Inwieweit die aktuelle Krankenhausreform die drängenden Fragen der Krankenhäuser bisher beantworten konnte, darum ging es im „KHSG-Umsetzungs-Monitoring“. Georg Baum, DKG-Hauptgeschäftsführer, beschäftigte sich mit der Umsetzung der Finanzvorgaben. „Das Ergebnis ist, dass bis heute noch 500 Millionen Euro, die eigentlich in der Reform vorgesehen waren, nicht in den Krankenhäusern und damit in der Patientenversorgung angekommen sind. Die Zentrumszuschläge, die Situation der Hochschulambulanzen oder Finanzierung der G-BA Mehrkosten sind Beispiele für Verbesserungen, die in diesem Jahr hätten greifen sollen, aber nicht zum Tragen kommen. Klar ist: Trotz der Verbesserungen durch die Reform werden wir ohne grundsätzliche Änderungen in der Finanzierung der ambulanten Notfallversorgung und bei den Investitionskosten nicht aus der strukturellen Unterfinanzierung der Kliniken herauskommen“, betonte Baum

Das diesjährige BDI-Symposium drehte sich thematisch um Qualitätsindikatoren und Indikationsqualität. Dr.

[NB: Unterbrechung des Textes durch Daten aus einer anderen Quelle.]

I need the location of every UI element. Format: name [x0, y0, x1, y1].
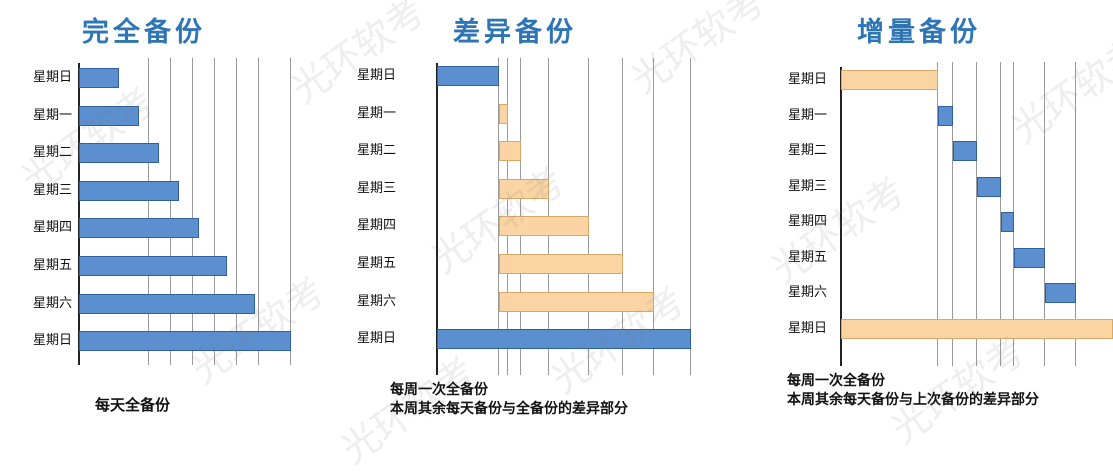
incr-row-label: 星期六 [787, 285, 827, 300]
incr-backup-bar [1013, 247, 1045, 268]
incremental-backup-caption-line1: 每周一次全备份 [787, 373, 885, 389]
diff-gridline [498, 58, 499, 375]
full-row-label: 星期一 [32, 107, 72, 123]
full-row-label: 星期二 [32, 145, 72, 161]
incr-backup-bar [952, 141, 977, 161]
incr-row-label: 星期一 [787, 107, 827, 123]
full-gridline [258, 58, 259, 365]
full-gridline [236, 58, 237, 365]
full-axis [78, 63, 80, 365]
diff-row-label: 星期三 [356, 180, 396, 196]
diff-row-label: 星期四 [356, 218, 396, 234]
diff-backup-bar [437, 329, 692, 350]
incr-backup-bar [841, 318, 1113, 339]
diff-backup-bar [499, 178, 549, 199]
incr-gridline [937, 62, 938, 366]
differential-backup-caption-line1: 每周一次全备份 [390, 382, 488, 398]
full-backup-bar [79, 218, 199, 239]
full-row-label: 星期日 [32, 333, 72, 349]
full-gridline [192, 58, 193, 365]
full-row-label: 星期四 [32, 220, 72, 236]
diff-row-label: 星期五 [356, 256, 396, 271]
incr-backup-bar [976, 176, 1002, 197]
incr-gridline [975, 62, 977, 366]
incr-row-label: 星期日 [787, 320, 827, 336]
diff-gridline [690, 58, 692, 375]
diff-row-label: 星期二 [356, 143, 396, 159]
full-backup-bar [79, 256, 227, 276]
incr-backup-bar [1044, 283, 1076, 303]
incremental-backup-panel: 增量备份 每周一次全备份 本周其余每天备份与上次备份的差异部分 星期日 星期一 星期… [787, 17, 1113, 408]
full-backup-panel: 完全备份 每天全备份 星期日 星期一 星期二 星期三 星期四 星期五 星期六 星期日 [0, 0, 330, 438]
incremental-backup-title: 增量备份 [857, 17, 981, 48]
full-gridline [290, 58, 291, 365]
incr-gridline [951, 62, 953, 366]
full-row-label: 星期五 [32, 258, 72, 273]
full-row-label: 星期六 [32, 295, 72, 311]
incr-backup-bar [841, 70, 938, 90]
full-backup-bar [79, 293, 255, 314]
incr-backup-bar [1001, 212, 1014, 232]
diff-axis [436, 63, 438, 375]
full-gridline [148, 58, 149, 365]
full-backup-title: 完全备份 [82, 17, 206, 48]
diff-backup-bar [499, 216, 589, 237]
incr-gridline [1074, 62, 1076, 366]
incr-row-label: 星期三 [787, 178, 827, 194]
differential-backup-caption-line2: 本周其余每天备份与全备份的差异部分 [390, 401, 628, 417]
incr-gridline [1043, 62, 1045, 366]
full-gridline [214, 58, 215, 365]
differential-backup-panel: 差异备份 每周一次全备份 本周其余每天备份与全备份的差异部分 星期日 星期一 星期二… [356, 17, 692, 417]
incr-row-label: 星期日 [787, 72, 827, 87]
full-backup-bar [79, 143, 159, 164]
full-backup-caption: 每天全备份 [95, 396, 171, 414]
diff-backup-bar [499, 103, 509, 124]
incr-row-label: 星期五 [787, 249, 827, 265]
diff-row-label: 星期六 [356, 293, 396, 309]
differential-backup-title: 差异备份 [453, 17, 577, 48]
full-backup-bar [79, 68, 119, 88]
diff-gridline [622, 58, 623, 375]
diff-backup-bar [437, 66, 499, 86]
full-backup-bar [79, 180, 179, 201]
diff-row-label: 星期日 [356, 68, 396, 83]
full-backup-bar [79, 331, 291, 352]
diff-gridline [653, 58, 654, 375]
full-backup-bar [79, 105, 139, 126]
diff-backup-bar [499, 254, 623, 274]
incremental-backup-caption-line2: 本周其余每天备份与上次备份的差异部分 [787, 392, 1039, 408]
incr-backup-bar [938, 105, 953, 126]
diff-row-label: 星期日 [356, 331, 396, 347]
diff-backup-bar [499, 291, 654, 312]
incr-gridline [1000, 62, 1002, 366]
full-row-label: 星期三 [32, 182, 72, 198]
diff-row-label: 星期一 [356, 105, 396, 121]
incr-axis [840, 67, 842, 366]
full-gridline [170, 58, 171, 365]
full-row-label: 星期日 [32, 70, 72, 85]
incr-row-label: 星期四 [787, 214, 827, 229]
diff-backup-bar [499, 141, 521, 162]
incr-row-label: 星期二 [787, 143, 827, 158]
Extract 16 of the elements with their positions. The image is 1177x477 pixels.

Regina Klakow-Franck, unparteiisches Mitglied im Gemeinsamen Bundesausschuss (G-BA), fokussierte sich in ihrem Vortrag auf medizinische und juristische Aspekte von Qualitätsindikatoren. „Qualitätssicherung wurde als Versorgungssteuerungsinstrument entdeckt, als Gegengewicht zu Fehlanreizen im Vergütungssystem“, stellte sie fest. Mit der Möglichkeit von Vergütungsabschlägen sei dem G-BA ein scharfes Schwert an die Hand gegeben worden. Am Beispiel der Frühchenversorgung stellte Klakow-Franck, eine „Toleranzfrist“ aufgrund der ungenügenden Personalsituation in Aussicht. „Aber wenn die Mindestanforderungen danach nicht erfüllt werden, darf die Leistung nicht erbracht und abgerechnet werden.“ Dr. Hans-Friedrich Spies, Präsident des Berufsverbandes Deutscher Internisten, konstatierte: „Ohne Risikoadjustierung wird man Qualitätsindikatoren nicht sicher einführen können.“

Der 39. Deutsche Krankenhaustag bietet bis zum 17. November 2016 Experten und Praktikern im Krankenhauswesen eine interdisziplinäre Plattform, Konzepte und Visionen für das deutsche Krankenhauswesen zu diskutieren. Das ausführliche Kongress-Programm steht unter www.deutscher-krankenhaustag.de als PDF-Datei zum Herunterladen bereit.

Der Deutsche Krankenhaustag ist die wichtigste Plattform für die deutschen Krankenhäuser und findet jährlich im Rahmen der MEDICA statt. Die Gesellschaft Deutscher Krankenhaustag mbH (GDK) hat die Aufgabe, den Deutschen Krankenhaustag auszurichten sowie Ausstellungen, Kongresse, Tagungen und Symposien durchzuführen, zu fördern und zu unterstützen. Gesellschafter der GDK sind die Deutsche Krankenhausgesellschaft (DKG), der Verband der Leitenden Krankenhausärzte Deutschlands (VLK) und der Verband der Krankenhausdirektoren Deutschlands (VKD). Der Pflegebereich ist durch die Arbeitsgemeinschaft Deutscher Schwesternverbände und Pflegeorganisationen (ADS) und den Deutschen Berufsverband für Pflegeberufe (DBFK) in die Arbeit der GDK eingebunden.